Second, they have no persistent memory or world model. Each interaction is stateless. This is why building autonomous agents is so hard. An AI agent tasked with "researching the best coffee makers and ordering one" will often get stuck in a loop, re-reading the same review page or forgetting the budget you gave it three steps ago. We use complex prompt engineering and external memory stores to fake this, but it's a brittle workaround.

Third, they are ungrounded. They have no concept of the physical world. They can tell you the boiling point of water, but they don't understand what "wet" feels like or why dropping a glass on the floor causes it to break. This is why we're not seeing AI-powered robots doing complex chores in our homes yet. Navigating the messy, unpredictable physical world requires an understanding that text-based training can't provide.

A technical blueprint is spread out over a workbench cluttered with tools and parts.

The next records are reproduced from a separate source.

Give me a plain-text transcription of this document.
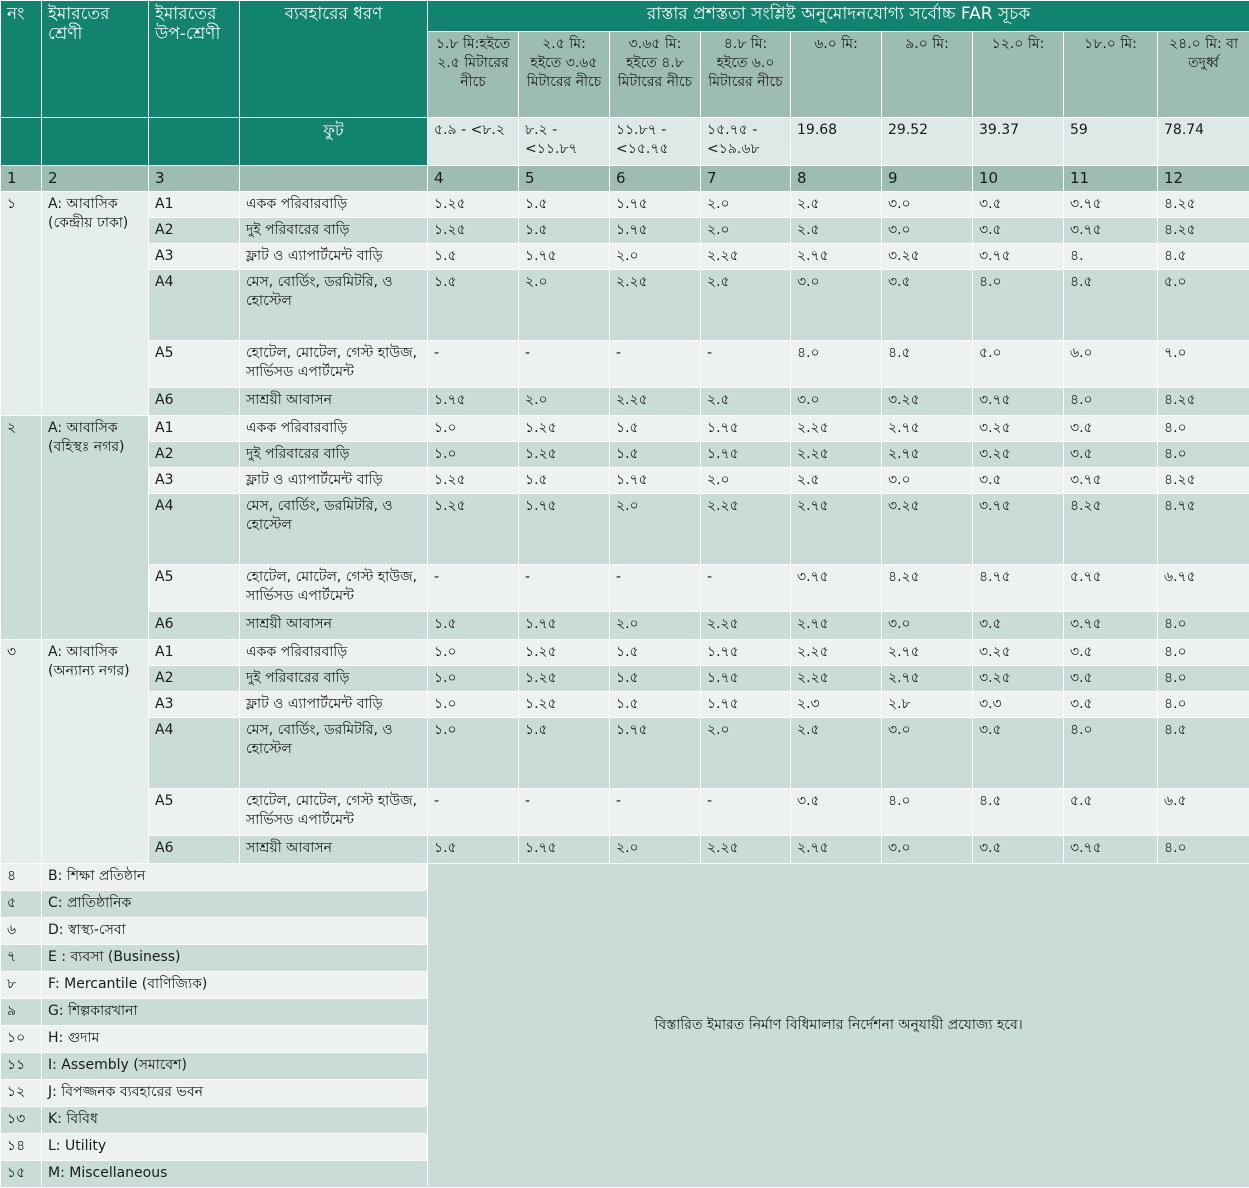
নং	ইমারতের শ্রেণী	ইমারতের উপ-শ্রেণী	ব্যবহারের ধরণ	রাস্তার প্রশস্ততা সংশ্লিষ্ট অনুমোদনযোগ্য সর্বোচ্চ FAR সূচক								
				১.৮ মি:হইতে ২.৫ মিটারের নীচে	২.৫ মি: হইতে ৩.৬৫ মিটারের নীচে	৩.৬৫ মি: হইতে ৪.৮ মিটারের নীচে	৪.৮ মি: হইতে ৬.০ মিটারের নীচে	৬.০ মি:	৯.০ মি:	১২.০ মি:	১৮.০ মি:	২৪.০ মি: বা তদুর্ধ্ব
			ফুট	৫.৯ - <৮.২	৮.২ - <১১.৮৭	১১.৮৭ - <১৫.৭৫	১৫.৭৫ - <১৯.৬৮	19.68	29.52	39.37	59	78.74
1	2	3		4	5	6	7	8	9	10	11	12
১	A: আবাসিক (কেন্দ্রীয় ঢাকা)	A1	একক পরিবারবাড়ি	১.২৫	১.৫	১.৭৫	২.০	২.৫	৩.০	৩.৫	৩.৭৫	৪.২৫
		A2	দুই পরিবারের বাড়ি	১.২৫	১.৫	১.৭৫	২.০	২.৫	৩.০	৩.৫	৩.৭৫	৪.২৫
		A3	ফ্লাট ও এ্যাপার্টমেন্ট বাড়ি	১.৫	১.৭৫	২.০	২.২৫	২.৭৫	৩.২৫	৩.৭৫	৪.	৪.৫
		A4	মেস, বোর্ডিং, ডরমিটরি, ও হোস্টেল	১.৫	২.০	২.২৫	২.৫	৩.০	৩.৫	৪.০	৪.৫	৫.০
		A5	হোটেল, মোটেল, গেস্ট হাউজ, সার্ভিসড এপার্টমেন্ট	-	-	-	-	৪.০	৪.৫	৫.০	৬.০	৭.০
		A6	সাশ্রয়ী আবাসন	১.৭৫	২.০	২.২৫	২.৫	৩.০	৩.২৫	৩.৭৫	৪.০	৪.২৫
২	A: আবাসিক (বহিস্থঃ নগর)	A1	একক পরিবারবাড়ি	১.০	১.২৫	১.৫	১.৭৫	২.২৫	২.৭৫	৩.২৫	৩.৫	৪.০
		A2	দুই পরিবারের বাড়ি	১.০	১.২৫	১.৫	১.৭৫	২.২৫	২.৭৫	৩.২৫	৩.৫	৪.০
		A3	ফ্লাট ও এ্যাপার্টমেন্ট বাড়ি	১.২৫	১.৫	১.৭৫	২.০	২.৫	৩.০	৩.৫	৩.৭৫	৪.২৫
		A4	মেস, বোর্ডিং, ডরমিটরি, ও হোস্টেল	১.২৫	১.৭৫	২.০	২.২৫	২.৭৫	৩.২৫	৩.৭৫	৪.২৫	৪.৭৫
		A5	হোটেল, মোটেল, গেস্ট হাউজ, সার্ভিসড এপার্টমেন্ট	-	-	-	-	৩.৭৫	৪.২৫	৪.৭৫	৫.৭৫	৬.৭৫
		A6	সাশ্রয়ী আবাসন	১.৫	১.৭৫	২.০	২.২৫	২.৭৫	৩.০	৩.৫	৩.৭৫	৪.০
৩	A: আবাসিক (অন্যান্য নগর)	A1	একক পরিবারবাড়ি	১.০	১.২৫	১.৫	১.৭৫	২.২৫	২.৭৫	৩.২৫	৩.৫	৪.০
		A2	দুই পরিবারের বাড়ি	১.০	১.২৫	১.৫	১.৭৫	২.২৫	২.৭৫	৩.২৫	৩.৫	৪.০
		A3	ফ্লাট ও এ্যাপার্টমেন্ট বাড়ি	১.০	১.২৫	১.৫	১.৭৫	২.৩	২.৮	৩.৩	৩.৫	৪.০
		A4	মেস, বোর্ডিং, ডরমিটরি, ও হোস্টেল	১.০	১.৫	১.৭৫	২.০	২.৫	৩.০	৩.৫	৪.০	৪.৫
		A5	হোটেল, মোটেল, গেস্ট হাউজ, সার্ভিসড এপার্টমেন্ট	-	-	-	-	৩.৫	৪.০	৪.৫	৫.৫	৬.৫
		A6	সাশ্রয়ী আবাসন	১.৫	১.৭৫	২.০	২.২৫	২.৭৫	৩.০	৩.৫	৩.৭৫	৪.০
৪	B: শিক্ষা প্রতিষ্ঠান			বিস্তারিত ইমারত নির্মাণ বিধিমালার নির্দেশনা অনুযায়ী প্রযোজ্য হবে।								
৫	C: প্রাতিষ্ঠানিক											
৬	D: স্বাস্থ্য-সেবা											
৭	E : ব্যবসা (Business)											
৮	F: Mercantile (বাণিজ্যিক)											
৯	G: শিল্পকারখানা											
১০	H: গুদাম											
১১	I: Assembly (সমাবেশ)											
১২	J: বিপজ্জনক ব্যবহারের ভবন											
১৩	K: বিবিধ											
১৪	L: Utility											
১৫	M: Miscellaneous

A Skilled Intern, Not a CEO

So, what's the right way to think about these tools? The best metaphor I've found is a brilliant, incredibly fast, and slightly unreliable intern.

This intern can draft reports, write code, and research topics faster than any human. But you can't trust their work without reviewing it. You can't give them a vague, multi-step project and expect them to manage it to completion. And you definitely wouldn't let them make a final, critical decision.

Use AI for what it's good at:

Acceleration: Turn a 10-hour task into a 2-hour task.
Scaffolding: Get the basic structure of a project in place quickly.
Translation: Convert information from one format to another (e.g., code to documentation, transcript to summary).

Don't use it for:

Strategy: High-level planning that requires deep domain knowledge.
Accountability: Anything where a mistake has serious consequences.
Autonomy: Fire-and-forget tasks that require long-term goals.

The AGI conversation is a distraction. It leads us to think in terms of replacing humans instead of augmenting them. The real work isn't about building a god-in-a-box, but about designing robust systems that use AI as a powerful component, with humans firmly in the loop.

Forget AGI. Focus on building tools that are predictably useful, not vaguely intelligent.